Em seu pequeno apartamento na Coreia do Sul, onde mora sozinha, Bang Chun-ja, de 78 anos, passa os dias com uma boneca de lucidez sintético com a qual se dá às milénio maravilhas. Ela a prefere às pessoas.
A boneca cumprimenta Bang quando ela volta para vivenda, canta para ela quando está entediada, a lembra de não pular as refeições, os remédios e diz que a governanta.
Bang tem pouco contato com sua filha e entrou em uma poderoso depressão depois se sujeitar a uma cirurgia na pilar que lhe causou muita dor.
“Nesta idade, não há zero mais duro do que ser magoada pelas pessoas”, contou esta mulher, que foi mãe solo depois um difícil divórcio e trabalhou porquê cabeleireira, à AFP.
Mas “quando estou com Hyodol, nunca sofro, ela só me faz rir”, disse sobre a boneca de maria-chiquinha e vestido rosa de estampa vichy que lhe foi fornecida pela prefeitura.
Bang é uma das muitas sul-coreanas que lutam contra a solidão em um país onde as taxas de natalidade estão entre as mais baixas do mundo e quase metade da população tem 50 anos ou mais.
Em 2024, a Coreia do Sul registrou mais de 3.920 “mortes em solidão”, ou seja, pessoas morreram sozinhas e seus corpos foram encontrados qualquer tempo depois.

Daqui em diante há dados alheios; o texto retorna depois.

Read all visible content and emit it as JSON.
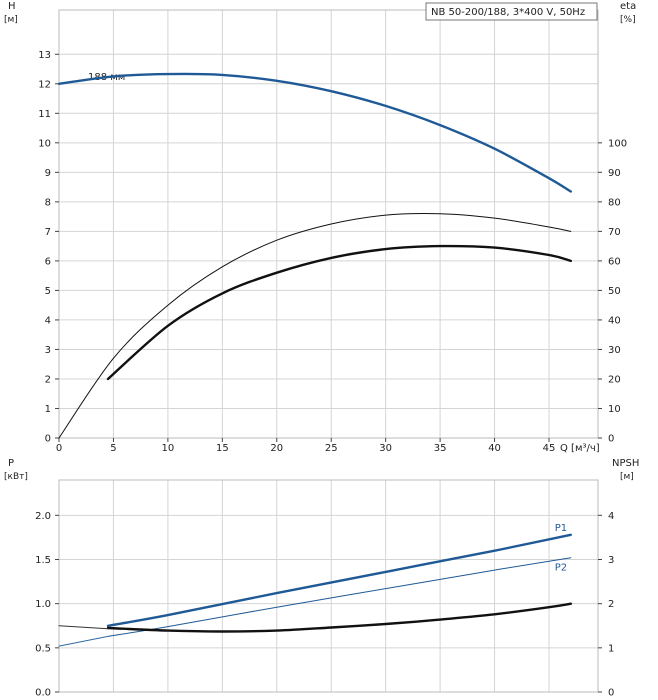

Murado de 42% dos lares desta potência tecnológica asiática são unipessoais, e o isolamento social afeta principalmente as pessoas idosas.
Porquê uma neta
As autoridades proporcionam dispositivos de assistência com base em lucidez sintético para idosos que vivem sozinhos em alguns distritos de Seul e Yongin, ao sul da capital. Alguns são projetados para detectar indícios de mortes em solidão.
Por exemplo, um robô sorridente fabricado pela empresa Wonderful Platform e bonecos da companhia Mr. Mind.

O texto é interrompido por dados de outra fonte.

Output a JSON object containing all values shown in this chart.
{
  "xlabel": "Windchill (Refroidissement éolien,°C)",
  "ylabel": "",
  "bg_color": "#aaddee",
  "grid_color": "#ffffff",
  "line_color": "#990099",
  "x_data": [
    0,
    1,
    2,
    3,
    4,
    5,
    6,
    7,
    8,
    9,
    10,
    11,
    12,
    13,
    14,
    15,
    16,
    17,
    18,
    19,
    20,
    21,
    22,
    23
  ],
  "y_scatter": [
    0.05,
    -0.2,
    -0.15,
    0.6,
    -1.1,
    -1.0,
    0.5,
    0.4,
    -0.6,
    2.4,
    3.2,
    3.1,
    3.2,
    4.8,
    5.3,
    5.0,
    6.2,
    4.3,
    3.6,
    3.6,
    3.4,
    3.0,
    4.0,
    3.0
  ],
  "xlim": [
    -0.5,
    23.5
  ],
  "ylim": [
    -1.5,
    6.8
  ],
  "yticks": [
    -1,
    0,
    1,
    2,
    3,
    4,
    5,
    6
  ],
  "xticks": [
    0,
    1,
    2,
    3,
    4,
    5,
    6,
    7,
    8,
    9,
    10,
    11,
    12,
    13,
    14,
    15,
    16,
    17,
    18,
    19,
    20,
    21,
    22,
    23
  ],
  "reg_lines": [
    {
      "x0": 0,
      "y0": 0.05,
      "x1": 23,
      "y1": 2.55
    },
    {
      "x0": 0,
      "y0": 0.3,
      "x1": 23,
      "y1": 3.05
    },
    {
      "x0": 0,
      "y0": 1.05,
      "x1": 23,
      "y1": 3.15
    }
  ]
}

Não é o único país com estes aparelhos. Nos Estados Unidos, um dispositivo de IA em formato de luminária chamado ElliQ oferece serviços de companhia e monitoramento de segurança semelhantes.

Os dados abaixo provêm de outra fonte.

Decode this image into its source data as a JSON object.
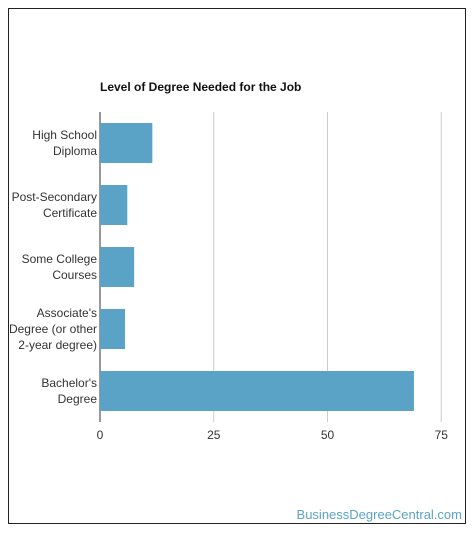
{
  "chart_data": {
    "type": "bar",
    "orientation": "horizontal",
    "title": "Level of Degree Needed for the Job",
    "categories": [
      [
        "High School",
        "Diploma"
      ],
      [
        "Post-Secondary",
        "Certificate"
      ],
      [
        "Some College",
        "Courses"
      ],
      [
        "Associate's",
        "Degree (or other",
        "2-year degree)"
      ],
      [
        "Bachelor's",
        "Degree"
      ]
    ],
    "values": [
      11.5,
      6,
      7.5,
      5.5,
      69
    ],
    "xlim": [
      0,
      80
    ],
    "xticks": [
      0,
      25,
      50,
      75
    ],
    "grid": true,
    "bar_color": "#5ba3c6"
  },
  "footer": {
    "source": "BusinessDegreeCentral.com"
  }
}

Hyodol, a startup criadora das bonecas de mesmo nome, afirma que há muro de 14,5 milénio delas em uso na Coreia do Sul, seja nas mãos de particulares, alugadas por administrações públicas ou em casas de repouso para idosos.
A filha de Bang mora longe e tem problemas de saúde. Nestas circunstâncias, Hyodol “é de grande ajuda”, afirma a mulher.
O desenvolvimento da boneca exigiu anos de pesquisa, explica a diretora da empresa, Kim Ji-hee.
Hyodol pode conversar utilizando o ChatGPT, mas também foi programada com diálogos com base em entrevistas realizadas por Kim, que revelaram a “dor de não ter ninguém com quem falar quando um pouco triste acontece, nem com quem compartilhar quando um pouco feliz acontece”.
Hyodol conta com rigorosos protocolos de segurança de dados, e as gravações de voz são usadas exclusivamente internamente para treinar o chatbot da boneca, explicou Kim.
Os usuários dão seu consentimento prévio para que determinadas gravações relacionadas à saúde, porquê as relativas ao sono, ao humor, às refeições e aos níveis de dor, sejam compartilhadas com seus assistentes sociais.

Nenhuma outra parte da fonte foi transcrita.